Scholte pointed to last month’s vote by the African Union Peace and Security Council to recommend a “global boycott of products of companies involved in the illegal exploitation of the natural resources of Western Sahara” as further proof of Morocco’s growing isolation. Morocco is the only country on the continent that’s not part of the African Union because of its occupation of the Western Sahara; the AU, however, recognizes the Polisario Front-led government in exile, the Sahrawi Arab Democratic Republic, as a member state.

“I do not believe that the people in Washington know and understand this — that the support for the Sahrawis is broad and deep all across the African continent,” she told Al-Monitor.

Critics of Morocco see the Clinton Foundation donation as a transparent attempt to portray Moroccan sovereignty over what it calls its “southern province” as having global support.
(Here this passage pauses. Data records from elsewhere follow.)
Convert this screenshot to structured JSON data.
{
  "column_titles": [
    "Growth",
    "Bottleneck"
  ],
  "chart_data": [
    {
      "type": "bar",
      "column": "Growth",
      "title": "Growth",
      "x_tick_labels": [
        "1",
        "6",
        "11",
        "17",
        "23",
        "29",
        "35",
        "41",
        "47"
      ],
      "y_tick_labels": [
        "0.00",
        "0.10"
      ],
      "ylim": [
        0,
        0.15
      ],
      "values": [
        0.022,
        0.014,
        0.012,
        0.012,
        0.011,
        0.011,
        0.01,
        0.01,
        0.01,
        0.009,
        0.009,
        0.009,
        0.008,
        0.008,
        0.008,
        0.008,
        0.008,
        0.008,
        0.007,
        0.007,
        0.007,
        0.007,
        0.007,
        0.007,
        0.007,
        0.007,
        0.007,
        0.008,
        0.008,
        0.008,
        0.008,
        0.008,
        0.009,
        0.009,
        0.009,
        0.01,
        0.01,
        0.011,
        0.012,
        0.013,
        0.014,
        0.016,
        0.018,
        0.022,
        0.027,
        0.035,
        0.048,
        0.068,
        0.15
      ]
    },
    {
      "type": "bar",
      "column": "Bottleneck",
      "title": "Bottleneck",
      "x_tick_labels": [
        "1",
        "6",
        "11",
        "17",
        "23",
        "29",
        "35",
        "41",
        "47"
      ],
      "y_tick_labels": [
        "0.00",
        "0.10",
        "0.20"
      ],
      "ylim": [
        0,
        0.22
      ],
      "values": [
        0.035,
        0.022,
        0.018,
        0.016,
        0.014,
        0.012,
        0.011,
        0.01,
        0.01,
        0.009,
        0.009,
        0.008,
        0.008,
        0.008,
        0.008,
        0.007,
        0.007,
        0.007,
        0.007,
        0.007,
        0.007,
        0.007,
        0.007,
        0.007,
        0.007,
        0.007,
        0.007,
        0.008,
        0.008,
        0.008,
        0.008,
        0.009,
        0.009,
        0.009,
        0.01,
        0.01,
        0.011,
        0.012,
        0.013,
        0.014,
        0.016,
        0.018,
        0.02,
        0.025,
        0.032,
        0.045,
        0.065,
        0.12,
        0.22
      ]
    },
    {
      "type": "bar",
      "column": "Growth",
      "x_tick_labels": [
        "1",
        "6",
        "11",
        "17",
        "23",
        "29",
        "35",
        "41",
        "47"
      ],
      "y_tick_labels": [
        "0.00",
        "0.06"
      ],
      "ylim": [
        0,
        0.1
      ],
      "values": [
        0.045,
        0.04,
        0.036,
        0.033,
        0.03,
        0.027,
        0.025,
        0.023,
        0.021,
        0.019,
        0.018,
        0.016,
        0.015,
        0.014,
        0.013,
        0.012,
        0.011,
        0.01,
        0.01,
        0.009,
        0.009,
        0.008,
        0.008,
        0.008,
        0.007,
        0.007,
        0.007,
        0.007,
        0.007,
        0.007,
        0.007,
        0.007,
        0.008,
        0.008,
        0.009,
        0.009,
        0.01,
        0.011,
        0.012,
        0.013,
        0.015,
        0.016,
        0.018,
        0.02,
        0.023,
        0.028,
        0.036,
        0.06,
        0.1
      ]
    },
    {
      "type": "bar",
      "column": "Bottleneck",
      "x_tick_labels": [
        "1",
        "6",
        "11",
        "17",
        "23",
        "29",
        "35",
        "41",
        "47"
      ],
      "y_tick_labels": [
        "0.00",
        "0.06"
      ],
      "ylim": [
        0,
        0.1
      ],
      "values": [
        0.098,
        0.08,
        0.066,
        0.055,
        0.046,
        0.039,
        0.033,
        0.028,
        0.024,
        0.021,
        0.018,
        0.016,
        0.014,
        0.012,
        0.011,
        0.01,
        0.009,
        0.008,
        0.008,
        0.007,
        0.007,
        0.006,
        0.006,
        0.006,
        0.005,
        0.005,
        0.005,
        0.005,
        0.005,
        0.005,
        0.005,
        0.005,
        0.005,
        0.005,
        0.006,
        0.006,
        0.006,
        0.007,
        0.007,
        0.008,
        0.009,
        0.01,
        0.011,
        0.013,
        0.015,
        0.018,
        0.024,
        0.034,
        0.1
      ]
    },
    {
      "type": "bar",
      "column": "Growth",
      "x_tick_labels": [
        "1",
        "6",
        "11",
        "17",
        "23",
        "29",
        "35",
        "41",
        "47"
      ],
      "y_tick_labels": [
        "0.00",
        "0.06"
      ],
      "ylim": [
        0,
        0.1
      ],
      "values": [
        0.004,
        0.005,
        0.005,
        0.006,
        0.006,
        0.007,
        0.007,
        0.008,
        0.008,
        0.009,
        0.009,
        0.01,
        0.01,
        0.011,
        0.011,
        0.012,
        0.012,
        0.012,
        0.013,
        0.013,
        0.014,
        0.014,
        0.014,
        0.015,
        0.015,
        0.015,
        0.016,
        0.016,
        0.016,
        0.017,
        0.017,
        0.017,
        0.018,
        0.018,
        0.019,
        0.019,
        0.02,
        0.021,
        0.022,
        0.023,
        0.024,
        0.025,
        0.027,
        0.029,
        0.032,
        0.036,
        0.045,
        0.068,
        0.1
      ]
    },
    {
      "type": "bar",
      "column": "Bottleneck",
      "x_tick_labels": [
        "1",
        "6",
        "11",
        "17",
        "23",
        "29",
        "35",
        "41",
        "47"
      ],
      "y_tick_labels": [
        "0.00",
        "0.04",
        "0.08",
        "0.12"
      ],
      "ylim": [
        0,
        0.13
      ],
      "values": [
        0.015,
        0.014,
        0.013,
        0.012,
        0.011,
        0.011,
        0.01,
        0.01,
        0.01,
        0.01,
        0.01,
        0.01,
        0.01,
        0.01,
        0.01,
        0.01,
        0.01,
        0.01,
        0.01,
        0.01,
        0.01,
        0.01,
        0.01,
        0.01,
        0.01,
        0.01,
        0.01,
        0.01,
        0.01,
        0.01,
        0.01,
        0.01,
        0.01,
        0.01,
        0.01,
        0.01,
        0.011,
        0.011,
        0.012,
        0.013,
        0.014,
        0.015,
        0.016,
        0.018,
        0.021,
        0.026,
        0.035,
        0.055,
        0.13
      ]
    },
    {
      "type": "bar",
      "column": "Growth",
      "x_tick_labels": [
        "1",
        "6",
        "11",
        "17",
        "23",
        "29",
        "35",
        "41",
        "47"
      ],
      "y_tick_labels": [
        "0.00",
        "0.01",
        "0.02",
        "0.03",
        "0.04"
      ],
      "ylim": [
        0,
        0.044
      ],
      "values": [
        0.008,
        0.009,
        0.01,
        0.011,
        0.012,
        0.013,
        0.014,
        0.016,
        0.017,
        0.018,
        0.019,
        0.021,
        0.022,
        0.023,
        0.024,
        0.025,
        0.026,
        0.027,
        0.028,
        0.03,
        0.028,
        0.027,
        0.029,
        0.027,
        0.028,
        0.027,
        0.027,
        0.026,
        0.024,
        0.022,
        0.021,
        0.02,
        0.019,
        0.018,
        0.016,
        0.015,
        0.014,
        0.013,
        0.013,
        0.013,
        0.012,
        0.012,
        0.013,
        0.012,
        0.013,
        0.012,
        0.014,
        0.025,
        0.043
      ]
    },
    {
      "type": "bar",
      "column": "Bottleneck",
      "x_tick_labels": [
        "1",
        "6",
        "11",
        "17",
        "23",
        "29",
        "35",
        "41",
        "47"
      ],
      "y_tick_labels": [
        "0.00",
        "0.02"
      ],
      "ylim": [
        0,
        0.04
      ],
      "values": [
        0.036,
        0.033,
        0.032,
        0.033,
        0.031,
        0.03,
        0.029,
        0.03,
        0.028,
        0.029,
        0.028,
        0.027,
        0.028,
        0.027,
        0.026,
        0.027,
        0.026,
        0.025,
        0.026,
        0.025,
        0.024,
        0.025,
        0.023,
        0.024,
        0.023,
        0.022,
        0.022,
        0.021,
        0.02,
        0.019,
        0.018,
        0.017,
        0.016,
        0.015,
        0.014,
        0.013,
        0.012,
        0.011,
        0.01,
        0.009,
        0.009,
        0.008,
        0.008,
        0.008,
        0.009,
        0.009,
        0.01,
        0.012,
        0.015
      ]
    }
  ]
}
They point to a parallel lobbying effort in Congress, where Morocco champion and Appropriations member Mario Diaz-Balart, R-Fla., introduced legislation in the 2014 omnibus spending bill that for the first time allows the US to spend foreign aid earmarked for Morocco in the Western Sahara — in apparent contradiction with US policy that does not recognize Moroccan sovereignty over the territory.

The Pitts/Smith letter also raised concerns that OCP may have been complicit in violations of the 2004 free trade agreement with the US, which was accompanied by a Ways and Means Committee report — championed by Pitts — that makes it clear the trade deal’s benefits don’t apply to imports from the Western Sahara. Morocco and OCP are widely believed to be seeking an end to those restrictions.

“I would be shocked, given the fact that Congress's opinion on the FTA was clarified in the committee report and not the base text, if Moroccan allies don't eventually try to muddle the FTA policy,” a House staffer who follows the issue told Al-Monitor.

Editor's note: This article has ben updated since its initial publication.